The Effects of Tetrachlorobisphenol a on Puberty Initiation in Wistar Rats and the Molecular Mechanism

Abstract

Humans are widely exposed to tetrachlorobisphenol A (TCBPA) which has a negative impact on the reproduction. However, few studies have investigated the neuroendocrine interference mechanism of the reproductive toxicity of TCBPA. This study investigated the influence of TCBPA (0, 50, 100 and 200 mg/kg bw/day) on the onset time of puberty in Wistar rats and the related molecular mechanisms by combing in vitro GT1-7 cells and molecular docking. TCBPA at 100 and 200 mg/kg bw/day markedly advanced the vaginal opening time of rats and increased the serum levels of follicle-stimulating hormone (FSH), luteinizing hormone (LH), and gonadotropin-releasing hormone (GnRH) involved in puberty initiation.

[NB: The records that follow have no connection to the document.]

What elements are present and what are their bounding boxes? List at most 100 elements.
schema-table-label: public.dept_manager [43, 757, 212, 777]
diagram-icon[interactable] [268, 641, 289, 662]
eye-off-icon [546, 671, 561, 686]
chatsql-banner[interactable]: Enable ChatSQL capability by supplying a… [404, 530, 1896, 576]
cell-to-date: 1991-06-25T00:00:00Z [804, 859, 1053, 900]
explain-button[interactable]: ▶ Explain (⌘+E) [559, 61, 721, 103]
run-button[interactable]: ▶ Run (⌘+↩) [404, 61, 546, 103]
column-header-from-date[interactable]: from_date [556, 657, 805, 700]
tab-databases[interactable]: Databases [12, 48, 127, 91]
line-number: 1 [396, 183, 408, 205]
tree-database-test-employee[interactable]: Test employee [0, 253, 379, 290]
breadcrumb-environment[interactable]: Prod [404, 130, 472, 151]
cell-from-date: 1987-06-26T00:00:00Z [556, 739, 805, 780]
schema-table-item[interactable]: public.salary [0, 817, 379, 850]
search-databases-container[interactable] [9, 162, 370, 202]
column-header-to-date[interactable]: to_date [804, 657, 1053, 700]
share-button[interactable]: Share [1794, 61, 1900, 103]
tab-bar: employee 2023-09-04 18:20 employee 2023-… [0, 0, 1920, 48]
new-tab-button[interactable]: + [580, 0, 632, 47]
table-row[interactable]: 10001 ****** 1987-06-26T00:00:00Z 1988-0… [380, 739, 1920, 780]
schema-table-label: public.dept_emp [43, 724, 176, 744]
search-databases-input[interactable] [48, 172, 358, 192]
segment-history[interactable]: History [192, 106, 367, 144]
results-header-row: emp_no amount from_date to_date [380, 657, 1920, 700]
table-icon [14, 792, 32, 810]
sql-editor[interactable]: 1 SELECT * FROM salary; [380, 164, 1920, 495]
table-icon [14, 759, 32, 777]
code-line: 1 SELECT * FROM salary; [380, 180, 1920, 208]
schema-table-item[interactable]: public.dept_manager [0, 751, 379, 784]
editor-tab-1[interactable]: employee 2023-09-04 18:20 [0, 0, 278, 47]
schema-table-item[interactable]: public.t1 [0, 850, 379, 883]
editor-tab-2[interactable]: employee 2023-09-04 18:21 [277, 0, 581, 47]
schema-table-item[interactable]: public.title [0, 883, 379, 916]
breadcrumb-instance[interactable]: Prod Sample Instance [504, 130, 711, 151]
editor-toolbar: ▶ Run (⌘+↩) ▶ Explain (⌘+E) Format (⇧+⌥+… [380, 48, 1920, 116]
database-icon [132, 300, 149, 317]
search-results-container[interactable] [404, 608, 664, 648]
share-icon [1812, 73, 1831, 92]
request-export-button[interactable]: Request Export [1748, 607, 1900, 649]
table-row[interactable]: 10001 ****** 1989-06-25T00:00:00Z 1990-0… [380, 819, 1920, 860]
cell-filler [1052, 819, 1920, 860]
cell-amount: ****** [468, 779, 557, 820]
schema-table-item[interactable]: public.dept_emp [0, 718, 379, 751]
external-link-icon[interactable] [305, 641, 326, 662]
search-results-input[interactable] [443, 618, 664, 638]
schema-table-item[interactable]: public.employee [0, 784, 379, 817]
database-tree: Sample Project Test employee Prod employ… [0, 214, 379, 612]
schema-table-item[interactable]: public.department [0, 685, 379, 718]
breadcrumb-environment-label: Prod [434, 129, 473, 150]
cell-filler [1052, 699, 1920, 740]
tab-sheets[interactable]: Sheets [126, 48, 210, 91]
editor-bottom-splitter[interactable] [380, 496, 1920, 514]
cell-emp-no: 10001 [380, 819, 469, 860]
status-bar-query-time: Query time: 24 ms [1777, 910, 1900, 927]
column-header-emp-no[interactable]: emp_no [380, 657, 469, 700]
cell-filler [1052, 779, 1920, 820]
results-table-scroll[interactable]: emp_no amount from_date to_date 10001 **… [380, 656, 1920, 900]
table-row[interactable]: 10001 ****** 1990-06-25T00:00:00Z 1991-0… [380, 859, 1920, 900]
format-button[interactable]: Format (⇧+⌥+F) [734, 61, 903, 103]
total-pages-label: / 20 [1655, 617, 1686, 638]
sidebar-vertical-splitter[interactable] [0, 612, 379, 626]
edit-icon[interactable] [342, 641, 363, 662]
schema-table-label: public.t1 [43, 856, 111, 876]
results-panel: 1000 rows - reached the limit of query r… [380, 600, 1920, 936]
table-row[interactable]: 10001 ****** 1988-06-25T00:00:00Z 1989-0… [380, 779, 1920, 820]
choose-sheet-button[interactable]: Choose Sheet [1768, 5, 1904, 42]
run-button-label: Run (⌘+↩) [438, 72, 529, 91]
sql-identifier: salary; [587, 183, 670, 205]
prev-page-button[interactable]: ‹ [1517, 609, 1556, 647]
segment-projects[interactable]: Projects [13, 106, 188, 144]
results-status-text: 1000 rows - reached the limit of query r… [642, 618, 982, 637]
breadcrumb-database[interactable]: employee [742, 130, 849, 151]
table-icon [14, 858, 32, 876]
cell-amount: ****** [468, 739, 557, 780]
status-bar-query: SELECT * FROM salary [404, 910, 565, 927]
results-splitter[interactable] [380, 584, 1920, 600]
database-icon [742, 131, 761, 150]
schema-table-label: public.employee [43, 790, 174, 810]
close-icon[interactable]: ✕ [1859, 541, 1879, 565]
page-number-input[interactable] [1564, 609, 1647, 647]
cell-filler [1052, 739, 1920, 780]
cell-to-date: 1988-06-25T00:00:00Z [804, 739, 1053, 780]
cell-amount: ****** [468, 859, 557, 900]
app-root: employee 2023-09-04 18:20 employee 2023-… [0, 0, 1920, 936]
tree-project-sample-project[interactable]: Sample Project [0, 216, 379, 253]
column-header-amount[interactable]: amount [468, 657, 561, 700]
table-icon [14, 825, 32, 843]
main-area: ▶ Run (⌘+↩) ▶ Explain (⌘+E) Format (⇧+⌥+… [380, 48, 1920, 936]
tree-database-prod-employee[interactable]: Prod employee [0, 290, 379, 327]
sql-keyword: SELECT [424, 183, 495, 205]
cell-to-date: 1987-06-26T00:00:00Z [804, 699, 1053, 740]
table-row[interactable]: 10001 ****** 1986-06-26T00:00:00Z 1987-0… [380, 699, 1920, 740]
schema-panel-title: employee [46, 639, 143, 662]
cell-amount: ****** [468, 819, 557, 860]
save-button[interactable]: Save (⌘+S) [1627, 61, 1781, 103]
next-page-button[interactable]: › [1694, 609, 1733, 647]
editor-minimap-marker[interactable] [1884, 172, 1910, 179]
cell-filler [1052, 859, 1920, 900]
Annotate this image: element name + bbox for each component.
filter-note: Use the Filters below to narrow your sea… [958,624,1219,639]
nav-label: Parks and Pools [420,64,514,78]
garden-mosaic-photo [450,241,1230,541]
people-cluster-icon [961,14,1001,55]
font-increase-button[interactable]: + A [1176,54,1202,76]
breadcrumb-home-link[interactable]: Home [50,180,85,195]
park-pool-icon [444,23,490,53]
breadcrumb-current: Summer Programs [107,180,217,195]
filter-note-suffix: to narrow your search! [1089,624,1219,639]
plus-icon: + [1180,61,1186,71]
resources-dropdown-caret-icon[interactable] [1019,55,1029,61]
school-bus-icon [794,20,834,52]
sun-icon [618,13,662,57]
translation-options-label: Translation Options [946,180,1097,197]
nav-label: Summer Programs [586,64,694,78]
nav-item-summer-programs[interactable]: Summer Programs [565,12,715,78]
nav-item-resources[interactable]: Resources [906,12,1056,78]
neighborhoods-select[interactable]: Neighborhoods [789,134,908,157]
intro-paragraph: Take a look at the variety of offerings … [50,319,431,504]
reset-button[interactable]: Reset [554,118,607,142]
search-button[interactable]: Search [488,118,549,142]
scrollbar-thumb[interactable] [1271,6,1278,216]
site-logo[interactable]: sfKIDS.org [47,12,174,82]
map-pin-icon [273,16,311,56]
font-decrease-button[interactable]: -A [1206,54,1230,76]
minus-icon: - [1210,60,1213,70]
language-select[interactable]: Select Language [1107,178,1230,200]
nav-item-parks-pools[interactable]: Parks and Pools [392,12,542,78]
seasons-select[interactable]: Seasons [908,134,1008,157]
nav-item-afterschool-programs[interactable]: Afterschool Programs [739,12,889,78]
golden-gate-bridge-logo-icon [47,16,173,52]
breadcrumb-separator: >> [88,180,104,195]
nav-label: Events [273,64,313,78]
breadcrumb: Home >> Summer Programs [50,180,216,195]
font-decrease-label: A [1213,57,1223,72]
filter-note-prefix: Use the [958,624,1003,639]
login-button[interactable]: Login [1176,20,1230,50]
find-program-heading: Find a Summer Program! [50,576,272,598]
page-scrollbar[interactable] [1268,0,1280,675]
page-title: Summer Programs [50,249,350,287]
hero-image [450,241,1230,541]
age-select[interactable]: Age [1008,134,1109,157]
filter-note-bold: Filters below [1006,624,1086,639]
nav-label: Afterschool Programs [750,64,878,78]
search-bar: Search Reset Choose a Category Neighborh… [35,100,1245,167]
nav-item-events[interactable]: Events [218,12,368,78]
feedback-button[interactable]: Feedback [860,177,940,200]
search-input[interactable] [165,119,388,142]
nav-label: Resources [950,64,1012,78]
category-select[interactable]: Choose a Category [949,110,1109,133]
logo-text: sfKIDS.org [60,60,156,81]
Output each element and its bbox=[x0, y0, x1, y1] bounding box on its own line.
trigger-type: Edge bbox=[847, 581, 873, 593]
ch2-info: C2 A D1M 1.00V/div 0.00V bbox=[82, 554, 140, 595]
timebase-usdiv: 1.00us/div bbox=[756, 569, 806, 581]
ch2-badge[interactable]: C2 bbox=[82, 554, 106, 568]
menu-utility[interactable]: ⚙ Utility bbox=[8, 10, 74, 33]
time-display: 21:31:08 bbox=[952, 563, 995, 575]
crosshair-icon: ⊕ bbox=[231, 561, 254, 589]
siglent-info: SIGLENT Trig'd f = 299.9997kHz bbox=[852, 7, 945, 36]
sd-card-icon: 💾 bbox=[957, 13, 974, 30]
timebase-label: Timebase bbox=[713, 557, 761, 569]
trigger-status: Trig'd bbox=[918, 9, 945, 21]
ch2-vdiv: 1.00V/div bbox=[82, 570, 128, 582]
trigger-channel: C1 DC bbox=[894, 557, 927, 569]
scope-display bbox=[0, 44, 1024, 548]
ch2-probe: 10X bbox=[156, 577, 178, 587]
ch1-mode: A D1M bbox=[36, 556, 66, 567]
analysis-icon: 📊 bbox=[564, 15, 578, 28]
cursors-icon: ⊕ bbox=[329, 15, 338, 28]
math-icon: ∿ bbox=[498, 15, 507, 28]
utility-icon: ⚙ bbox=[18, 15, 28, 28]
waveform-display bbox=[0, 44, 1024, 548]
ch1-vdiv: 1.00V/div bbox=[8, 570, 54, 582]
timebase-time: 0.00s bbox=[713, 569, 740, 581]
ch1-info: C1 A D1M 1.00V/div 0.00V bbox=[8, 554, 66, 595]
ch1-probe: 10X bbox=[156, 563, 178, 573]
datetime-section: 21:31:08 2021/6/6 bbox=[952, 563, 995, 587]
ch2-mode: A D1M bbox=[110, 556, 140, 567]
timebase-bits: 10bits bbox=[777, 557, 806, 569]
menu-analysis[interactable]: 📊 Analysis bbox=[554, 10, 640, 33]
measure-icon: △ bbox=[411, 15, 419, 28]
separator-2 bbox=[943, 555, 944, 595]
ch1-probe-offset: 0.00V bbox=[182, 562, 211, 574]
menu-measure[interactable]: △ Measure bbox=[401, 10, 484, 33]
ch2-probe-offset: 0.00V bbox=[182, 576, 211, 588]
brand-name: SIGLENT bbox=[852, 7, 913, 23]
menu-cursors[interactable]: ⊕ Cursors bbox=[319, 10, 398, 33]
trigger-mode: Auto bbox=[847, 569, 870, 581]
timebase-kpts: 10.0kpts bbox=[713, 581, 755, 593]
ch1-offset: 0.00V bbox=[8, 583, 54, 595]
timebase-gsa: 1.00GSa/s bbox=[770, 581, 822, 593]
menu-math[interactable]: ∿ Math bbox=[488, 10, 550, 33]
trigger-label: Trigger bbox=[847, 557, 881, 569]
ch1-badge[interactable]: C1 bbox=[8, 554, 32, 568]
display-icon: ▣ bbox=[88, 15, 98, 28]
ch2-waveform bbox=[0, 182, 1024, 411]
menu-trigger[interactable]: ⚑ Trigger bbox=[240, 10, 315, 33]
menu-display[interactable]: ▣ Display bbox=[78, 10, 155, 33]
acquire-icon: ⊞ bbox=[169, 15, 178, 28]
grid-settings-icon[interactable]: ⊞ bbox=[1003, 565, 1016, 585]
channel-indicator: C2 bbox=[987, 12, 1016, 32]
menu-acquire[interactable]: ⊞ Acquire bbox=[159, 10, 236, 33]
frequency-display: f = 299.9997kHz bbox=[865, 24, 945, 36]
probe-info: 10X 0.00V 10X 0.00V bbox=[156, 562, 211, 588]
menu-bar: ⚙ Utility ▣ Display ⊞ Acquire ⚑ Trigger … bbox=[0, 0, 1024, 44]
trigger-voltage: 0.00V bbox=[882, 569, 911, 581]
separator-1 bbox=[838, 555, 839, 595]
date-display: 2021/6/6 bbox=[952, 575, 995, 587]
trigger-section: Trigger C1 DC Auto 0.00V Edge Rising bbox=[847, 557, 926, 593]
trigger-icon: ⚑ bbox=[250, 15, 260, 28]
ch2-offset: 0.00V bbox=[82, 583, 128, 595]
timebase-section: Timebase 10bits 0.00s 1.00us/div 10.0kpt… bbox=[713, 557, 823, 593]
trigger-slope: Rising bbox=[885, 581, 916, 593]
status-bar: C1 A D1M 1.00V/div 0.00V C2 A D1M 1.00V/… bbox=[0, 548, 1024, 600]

TCBPA exposure elevated the expression of kisspeptin/G protein-coupled receptor 54 (GPR54)/GnRH (KGG)-related proteins and genes in GT1-7 cells. Similarly, the relative gene expression of LH receptor (LHR), GnRH1 and FSH receptor (FSHR) also increased in hypothalamus/pituitary/gonadal (HPG) axis-related tissues of rats. Furthermore, TCBPA activated the extracellular-regulated protein kinase 1/2 (Erk1/2) and phosphatidylinositol-3-kinase/protein kinase B (PI3K/Akt) pathways by G protein-coupled estrogen membrane receptor 1 (GPER1) and estrogen receptor alpha (ERα). The specific inhibitors related to ERα and GPER1-modulated PI3K/Akt and Erk1/2 signals reversed the expression of the GnRH1, FSHR, and LHR genes induced by TCBPA. Together, these findings demonstrated that TCBPA-induced advance of puberty initiation primarily resulted from the secretion increase of LH, GnRH, and FSH, and the upregulation of GnRH1, FSHR, and LHR genes in female Wistar rats. In addition, ERα and GPER1-modulated Erk1/2 and PI3K/Akt signals played pivotal roles in this process. This study is the first to provide a comprehensive understanding of the neuroendocrine toxicity of TCBPA and the associated molecular mechanisms by using in vitro and in vivo experiments, and molecular docking methods.